With what we've explored so far, this leads to my first thought, re-ordering entities by collecting ...

  • A small number of relations
  • All the ways those relations depend on
  • All the nodes those ways depend on

... repeated many times, until all the relations are processed, then collect ...

  • A small number of unprocessed ways
  • All the nodes those ways depend on

... repeated many times, until all the remaining ways are processed, then collect ...

  • All the un-processed nodes

At this point, we've now gone from ...

... to ...

In effect, re-ordering entities such that we maximize spatial/temporal locality.

Perhaps some additional smarts could be done to put nodes which are only ever referenced once towards the start, that way when they're evicted, it can be with confidence that they won't be referred to again.

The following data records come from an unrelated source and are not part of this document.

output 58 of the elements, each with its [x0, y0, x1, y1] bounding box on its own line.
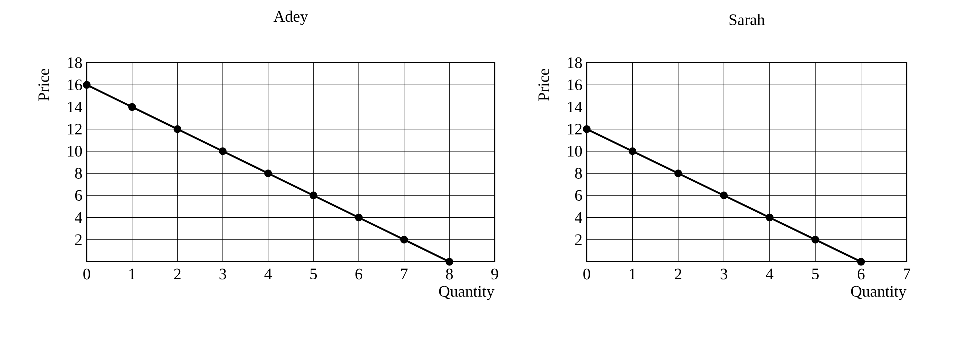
point — [128, 103, 136, 112]
x-tick-label: 5 — [812, 268, 819, 280]
x-tick-label: 4 — [264, 268, 272, 280]
chart-title: Adey — [274, 10, 308, 26]
x-tick-label: 3 — [720, 268, 728, 280]
y-axis-title: Price — [538, 69, 550, 102]
x-tick-label: 5 — [310, 268, 318, 280]
y-tick-label: 18 — [68, 58, 82, 68]
point — [446, 258, 454, 266]
point — [400, 236, 408, 244]
y-tick-label: 12 — [68, 124, 82, 135]
x-tick-label: 2 — [675, 268, 682, 280]
point — [83, 81, 91, 89]
y-tick-label: 16 — [568, 80, 582, 90]
chart-title: Sarah — [730, 14, 765, 26]
x-axis-title: Quantity — [439, 286, 495, 300]
x-tick-label: 1 — [630, 268, 636, 280]
point — [174, 125, 182, 134]
point — [355, 214, 363, 222]
y-tick-label: 14 — [568, 102, 582, 113]
y-tick-label: 2 — [575, 234, 582, 246]
x-tick-label: 4 — [766, 268, 774, 280]
x-tick-label: 1 — [130, 268, 136, 280]
point — [628, 148, 637, 156]
x-axis-title: Quantity — [851, 286, 907, 300]
point — [766, 214, 774, 222]
point — [674, 170, 682, 178]
y-tick-label: 6 — [575, 190, 582, 202]
x-tick-label: 7 — [904, 268, 911, 280]
y-tick-label: 8 — [75, 168, 82, 179]
y-tick-label: 6 — [75, 190, 82, 202]
x-tick-label: 6 — [356, 268, 363, 280]
x-tick-label: 2 — [174, 268, 181, 280]
x-tick-label: 0 — [584, 268, 590, 280]
x-tick-label: 9 — [492, 268, 498, 280]
point — [583, 125, 591, 134]
x-tick-label: 7 — [401, 268, 408, 280]
point — [264, 170, 272, 178]
x-tick-label: 3 — [220, 268, 226, 280]
point — [219, 148, 227, 156]
x-tick-label: 8 — [446, 268, 454, 280]
y-tick-label: 2 — [75, 234, 82, 246]
y-tick-label: 4 — [75, 212, 82, 224]
point — [310, 192, 318, 200]
y-tick-label: 12 — [568, 124, 582, 135]
y-tick-label: 16 — [68, 80, 82, 90]
y-axis-title: Price — [38, 69, 50, 102]
y-tick-label: 14 — [68, 102, 82, 113]
point — [720, 192, 728, 200]
point — [857, 258, 866, 266]
x-tick-label: 6 — [858, 268, 865, 280]
point — [812, 236, 820, 244]
x-tick-label: 0 — [84, 268, 90, 280]
y-tick-label: 10 — [68, 146, 82, 157]
y-tick-label: 8 — [575, 168, 582, 179]
y-tick-label: 18 — [568, 58, 582, 68]
y-tick-label: 10 — [568, 146, 582, 157]
y-tick-label: 4 — [575, 212, 582, 224]
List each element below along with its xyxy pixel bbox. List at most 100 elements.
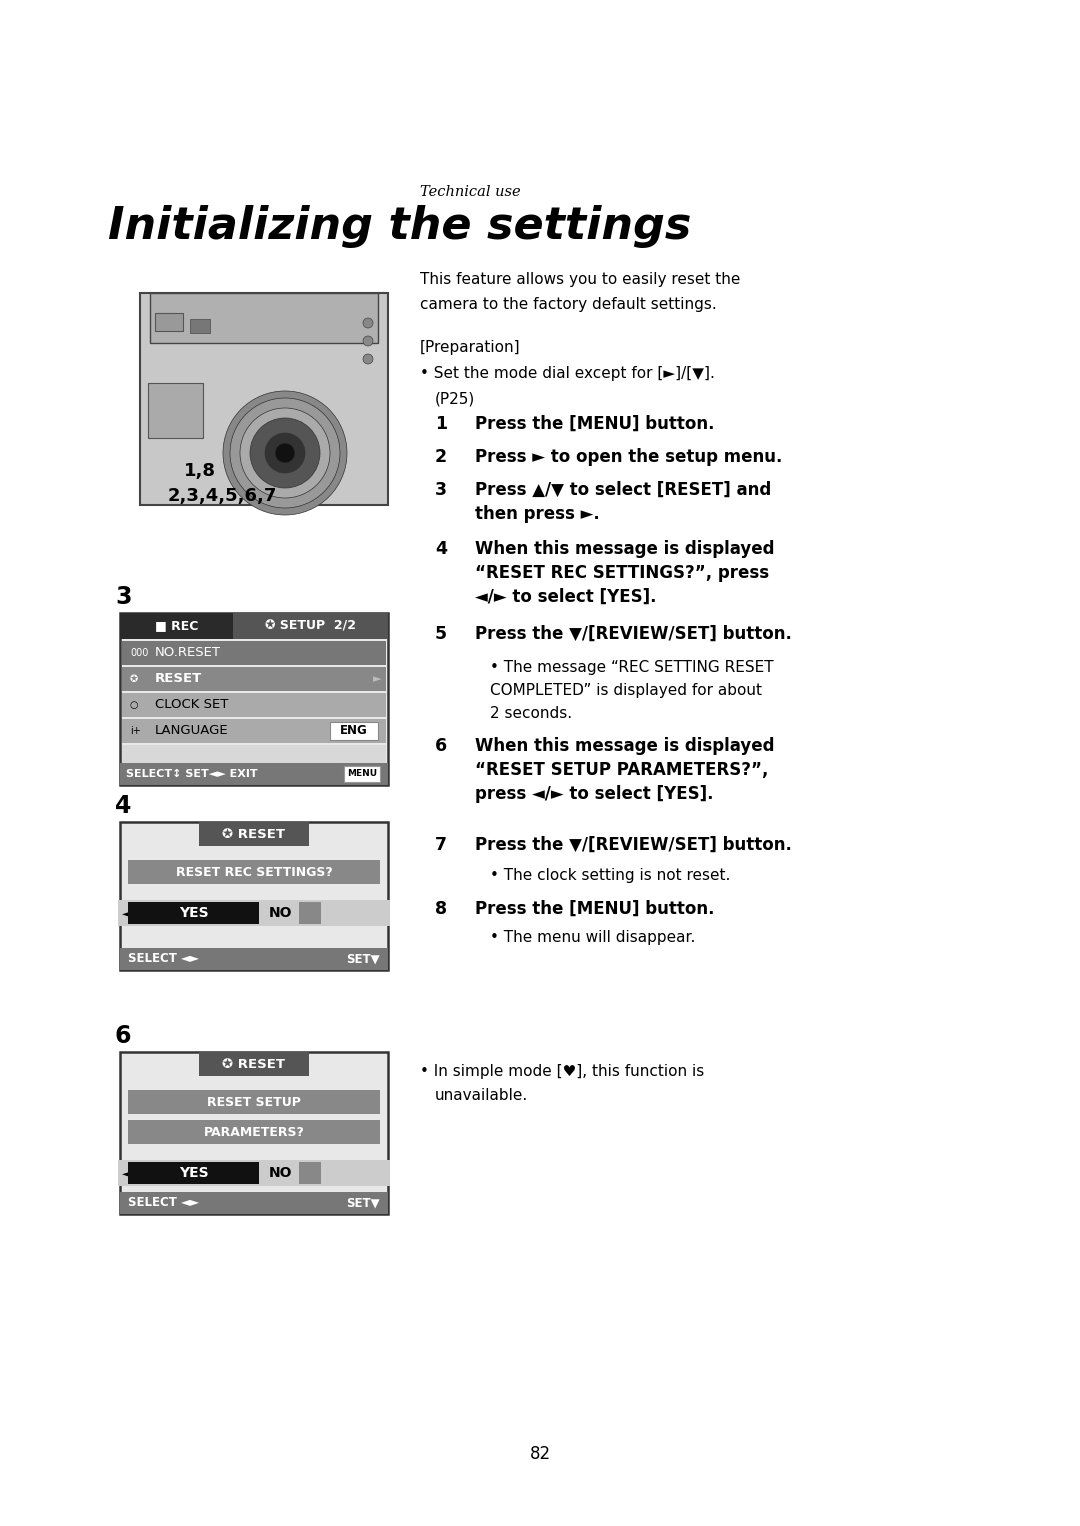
Text: RESET SETUP: RESET SETUP (207, 1096, 301, 1108)
Text: • The message “REC SETTING RESET: • The message “REC SETTING RESET (490, 661, 773, 674)
Text: 2,3,4,5,6,7: 2,3,4,5,6,7 (167, 487, 276, 505)
Text: SELECT ◄►: SELECT ◄► (129, 1196, 199, 1210)
Bar (120, 1192, 388, 1215)
Text: CLOCK SET: CLOCK SET (156, 699, 228, 711)
Text: NO: NO (269, 1166, 293, 1180)
Bar (299, 902, 321, 925)
Bar (156, 313, 183, 331)
Text: PARAMETERS?: PARAMETERS? (203, 1126, 305, 1138)
Text: [Preparation]: [Preparation] (420, 340, 521, 356)
Bar (129, 902, 259, 925)
Text: MENU: MENU (347, 769, 377, 778)
Text: ○: ○ (130, 700, 138, 710)
Text: This feature allows you to easily reset the: This feature allows you to easily reset … (420, 272, 741, 287)
Bar (129, 1090, 380, 1114)
Text: COMPLETED” is displayed for about: COMPLETED” is displayed for about (490, 684, 762, 697)
Bar (122, 641, 386, 665)
Bar (129, 861, 380, 884)
Text: 6: 6 (435, 737, 447, 755)
Bar (120, 948, 388, 971)
Text: YES: YES (178, 906, 208, 920)
Text: 7: 7 (435, 836, 447, 855)
Text: 2: 2 (435, 449, 447, 465)
Bar (120, 763, 388, 784)
Text: press ◄/► to select [YES].: press ◄/► to select [YES]. (475, 784, 714, 803)
Bar (129, 1161, 259, 1184)
Text: Press ► to open the setup menu.: Press ► to open the setup menu. (475, 449, 782, 465)
Text: Press the [MENU] button.: Press the [MENU] button. (475, 415, 715, 433)
Text: 000: 000 (130, 649, 148, 658)
Bar (140, 293, 388, 505)
Circle shape (363, 317, 373, 328)
Text: SELECT↕ SET◄► EXIT: SELECT↕ SET◄► EXIT (126, 769, 258, 778)
Text: • The clock setting is not reset.: • The clock setting is not reset. (490, 868, 730, 884)
Bar (345, 766, 380, 781)
Text: Press the ▼/[REVIEW/SET] button.: Press the ▼/[REVIEW/SET] button. (475, 836, 792, 855)
Text: NO: NO (269, 906, 293, 920)
Circle shape (222, 391, 347, 514)
Text: NO.RESET: NO.RESET (156, 647, 221, 659)
Bar (120, 613, 232, 639)
Text: 82: 82 (529, 1445, 551, 1463)
Text: ◄/► to select [YES].: ◄/► to select [YES]. (475, 588, 657, 606)
Text: Press the ▼/[REVIEW/SET] button.: Press the ▼/[REVIEW/SET] button. (475, 626, 792, 642)
Text: 8: 8 (435, 900, 447, 919)
Bar (190, 319, 210, 333)
Bar (232, 613, 388, 639)
Text: 1: 1 (435, 415, 447, 433)
Text: ENG: ENG (340, 725, 368, 737)
Text: i+: i+ (130, 726, 140, 736)
Text: ✪ RESET: ✪ RESET (222, 827, 285, 841)
Text: Technical use: Technical use (420, 185, 521, 198)
Text: ✪ SETUP  2/2: ✪ SETUP 2/2 (265, 620, 355, 632)
Bar (122, 693, 386, 717)
Text: unavailable.: unavailable. (435, 1088, 528, 1103)
Text: SET▼: SET▼ (347, 952, 380, 966)
Bar (122, 667, 386, 691)
Circle shape (363, 354, 373, 365)
Text: ◄: ◄ (122, 906, 133, 920)
Text: 2 seconds.: 2 seconds. (490, 707, 572, 720)
Text: Press ▲/▼ to select [RESET] and: Press ▲/▼ to select [RESET] and (475, 481, 771, 499)
Text: 3: 3 (435, 481, 447, 499)
Text: 1,8: 1,8 (184, 462, 216, 481)
Text: SET▼: SET▼ (347, 1196, 380, 1210)
Bar (129, 1120, 380, 1144)
Bar (199, 823, 309, 845)
Text: • The menu will disappear.: • The menu will disappear. (490, 929, 696, 945)
Text: “RESET SETUP PARAMETERS?”,: “RESET SETUP PARAMETERS?”, (475, 761, 768, 778)
Text: ◄: ◄ (122, 1166, 133, 1180)
Text: Press the [MENU] button.: Press the [MENU] button. (475, 900, 715, 919)
Text: When this message is displayed: When this message is displayed (475, 737, 774, 755)
Text: 6: 6 (114, 1024, 132, 1048)
Text: 3: 3 (114, 584, 132, 609)
Text: LANGUAGE: LANGUAGE (156, 725, 229, 737)
Text: 4: 4 (435, 540, 447, 559)
Text: ✪: ✪ (130, 674, 138, 684)
Bar (148, 383, 203, 438)
Bar (122, 719, 386, 743)
Bar (118, 900, 390, 926)
Text: ►: ► (373, 674, 381, 684)
Bar (120, 613, 388, 784)
Text: RESET: RESET (156, 673, 202, 685)
Text: 5: 5 (435, 626, 447, 642)
Circle shape (240, 407, 330, 497)
Text: • In simple mode [♥], this function is: • In simple mode [♥], this function is (420, 1064, 704, 1079)
Text: 4: 4 (114, 794, 132, 818)
Text: (P25): (P25) (435, 391, 475, 406)
Bar (330, 722, 378, 740)
Circle shape (265, 433, 305, 473)
Bar (120, 1051, 388, 1215)
Text: SELECT ◄►: SELECT ◄► (129, 952, 199, 966)
Text: ■ REC: ■ REC (154, 620, 198, 632)
Text: ✪ RESET: ✪ RESET (222, 1058, 285, 1071)
Text: When this message is displayed: When this message is displayed (475, 540, 774, 559)
Text: “RESET REC SETTINGS?”, press: “RESET REC SETTINGS?”, press (475, 565, 769, 581)
Circle shape (230, 398, 340, 508)
Bar (122, 745, 386, 769)
Text: then press ►.: then press ►. (475, 505, 599, 523)
Circle shape (275, 443, 295, 462)
Text: • Set the mode dial except for [►]/[▼].: • Set the mode dial except for [►]/[▼]. (420, 366, 715, 382)
Bar (120, 823, 388, 971)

This would ensure that most of the nodes that are needed will be fresh in the cache, and could probably also output the "ideal" cache size.

It does violate the rule about entity ordering however, and osm2pgsql will show a warning about it, but from looking at the code it's just a warning and it's only there in case you reference an entity before it's been seen.

But this brings us back to where we started: given an arbitrary relation, we need to find the nodes it references.  The nodes are in order, so we could binary search within them to find the information we need.  Of course because blocks are an arbitrary size, we'd need an index of where each block starts.  Our process is then:

  • Binary search the blocks to find which block contains our node (we'll assume the index contains node range information)
  • Decode the block
  • Binary search the nodes in the block
  • Repeat 6,301,138,735 times

Certain bits can also be skipped with some extra smarts - for example, nodes in a way are typically sequential, so once we have a node, the next node is likely to be next to it.

We also need to track which entities have been output.  If we use a simple bit array for it, that's 835MB.  There's other data structures that would likely be more space efficient, such as a range tree, but it's starting to sound like a bit of a pain, especially if we ever need to store more than a single bit of data per node (like how many times a node is referenced, so we can store those nodes later in the file)

All of this sounds kinda annoying, and will probably blow up in to some O(n^3) graph problem.  Let's shelf it, and see what else we can do.